Le gouvernement argentin a annoncé mardi 11 août la mise en œuvre d'un décret de 2025 qui mettra fin à la gratuité systématique des soins dans les hôpitaux publics pour les étrangers non‑résidents. Les autorités précisent que les « soins non urgents » pourront désormais être facturés, tandis que les prises en charge vitales resteront gratuites et ne pourront pas être retardées.
Une mesure ciblée sur le « tourisme sanitaire »
Selon la présidence, l'objectif est de limiter ce que l'exécutif qualifie de « tourisme sanitaire » : des personnes se rendant en Argentine pour des soins non urgents avant de retourner dans leur pays d'origine. Le porte‑parole du gouvernement n'a toutefois pas fourni d'estimation de l'ampleur de ce phénomène.
« soins d'urgence ne seront pas facturés et ne devront pas être retardés »
Le ministère de la Santé a détaillé plusieurs situations qui continueront d'être prises en charge gratuitement et sans délai, notamment lorsqu'il s'agit d'une menace vitale ou de pathologies mettant gravement en danger le patient.
Ce qui reste gratuit
Parmi les situations énumérées comme exonérées de facturation figurent des urgences médicales sévères et des soins obstétriques, pédiatriques ou néonatals.
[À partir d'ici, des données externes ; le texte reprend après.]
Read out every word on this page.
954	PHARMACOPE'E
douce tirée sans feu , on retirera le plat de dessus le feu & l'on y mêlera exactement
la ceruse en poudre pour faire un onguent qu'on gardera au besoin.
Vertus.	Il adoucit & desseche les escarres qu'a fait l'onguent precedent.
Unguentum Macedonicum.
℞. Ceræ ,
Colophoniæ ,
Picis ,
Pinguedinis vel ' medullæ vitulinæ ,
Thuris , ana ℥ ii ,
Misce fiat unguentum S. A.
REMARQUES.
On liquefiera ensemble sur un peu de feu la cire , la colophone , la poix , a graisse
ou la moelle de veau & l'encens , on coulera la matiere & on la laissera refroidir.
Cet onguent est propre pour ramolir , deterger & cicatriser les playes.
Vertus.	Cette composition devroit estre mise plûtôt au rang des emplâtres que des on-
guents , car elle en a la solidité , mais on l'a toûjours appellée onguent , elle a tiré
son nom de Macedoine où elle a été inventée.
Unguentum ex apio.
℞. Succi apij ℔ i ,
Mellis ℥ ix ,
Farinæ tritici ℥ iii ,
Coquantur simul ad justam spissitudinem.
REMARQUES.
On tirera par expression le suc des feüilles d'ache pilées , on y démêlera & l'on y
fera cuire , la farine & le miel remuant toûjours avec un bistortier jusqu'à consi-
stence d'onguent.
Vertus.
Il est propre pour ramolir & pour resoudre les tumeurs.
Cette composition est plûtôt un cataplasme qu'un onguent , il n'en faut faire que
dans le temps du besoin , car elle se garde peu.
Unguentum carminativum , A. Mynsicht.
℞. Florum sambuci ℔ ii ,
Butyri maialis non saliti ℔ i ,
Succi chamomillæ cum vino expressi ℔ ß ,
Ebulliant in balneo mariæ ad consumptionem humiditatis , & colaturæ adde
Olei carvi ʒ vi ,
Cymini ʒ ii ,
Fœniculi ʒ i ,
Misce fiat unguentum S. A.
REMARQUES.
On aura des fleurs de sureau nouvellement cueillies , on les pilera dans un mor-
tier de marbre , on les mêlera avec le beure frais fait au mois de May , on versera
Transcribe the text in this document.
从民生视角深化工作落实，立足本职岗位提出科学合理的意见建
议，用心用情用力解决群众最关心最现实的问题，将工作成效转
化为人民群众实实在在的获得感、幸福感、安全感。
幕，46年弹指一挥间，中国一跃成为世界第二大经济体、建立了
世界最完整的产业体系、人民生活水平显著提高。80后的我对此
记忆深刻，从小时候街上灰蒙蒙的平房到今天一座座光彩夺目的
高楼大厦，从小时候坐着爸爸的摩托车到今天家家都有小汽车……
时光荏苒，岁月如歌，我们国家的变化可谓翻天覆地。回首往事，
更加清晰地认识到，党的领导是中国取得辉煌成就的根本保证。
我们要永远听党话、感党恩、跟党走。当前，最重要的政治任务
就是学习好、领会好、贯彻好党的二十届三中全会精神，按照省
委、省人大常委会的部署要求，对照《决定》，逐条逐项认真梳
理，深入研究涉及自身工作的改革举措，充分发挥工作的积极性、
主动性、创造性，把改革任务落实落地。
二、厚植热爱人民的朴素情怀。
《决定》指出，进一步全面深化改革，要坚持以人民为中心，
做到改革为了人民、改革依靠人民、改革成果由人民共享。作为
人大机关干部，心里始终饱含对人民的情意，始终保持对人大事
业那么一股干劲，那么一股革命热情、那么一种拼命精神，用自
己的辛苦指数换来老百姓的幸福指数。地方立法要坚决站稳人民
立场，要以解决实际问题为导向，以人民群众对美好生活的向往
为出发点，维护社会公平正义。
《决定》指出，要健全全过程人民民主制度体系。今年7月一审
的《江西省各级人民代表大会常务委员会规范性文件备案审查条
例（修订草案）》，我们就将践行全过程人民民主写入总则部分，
Voici les principales catégories indiquées par le ministère :
- arrêts cardiorespiratoires;
- infarctus;
- accidents vasculaires cérébraux;
- traumatismes graves;
- hémorragies massives;
- brûlures étendues;
- urgences obstétricales, pédiatriques ou néonatales.
| Type de soins | Statut |
|---|---|
| Soins vitaux et urgences graves | Gratuits, prise en charge immédiate |
| Soins non urgents pour étrangers non‑résidents | Facturation possible |
Une application limitée par le fédéralisme
La portée pratique de l'annonce reste toutefois circonscrite par l'organisation fédérale de l'Argentine : la santé relève principalement des provinces, à l'exception de certains hôpitaux nationaux ou régionaux. Plusieurs provinces frontalières avaient déjà restreint l'accès gratuit pour les non‑résidents : Salta et Jujuy, au nord du pays, ont, selon le communiqué, commencé en 2024 à faire payer des soins publics aux personnes venant de l'étranger.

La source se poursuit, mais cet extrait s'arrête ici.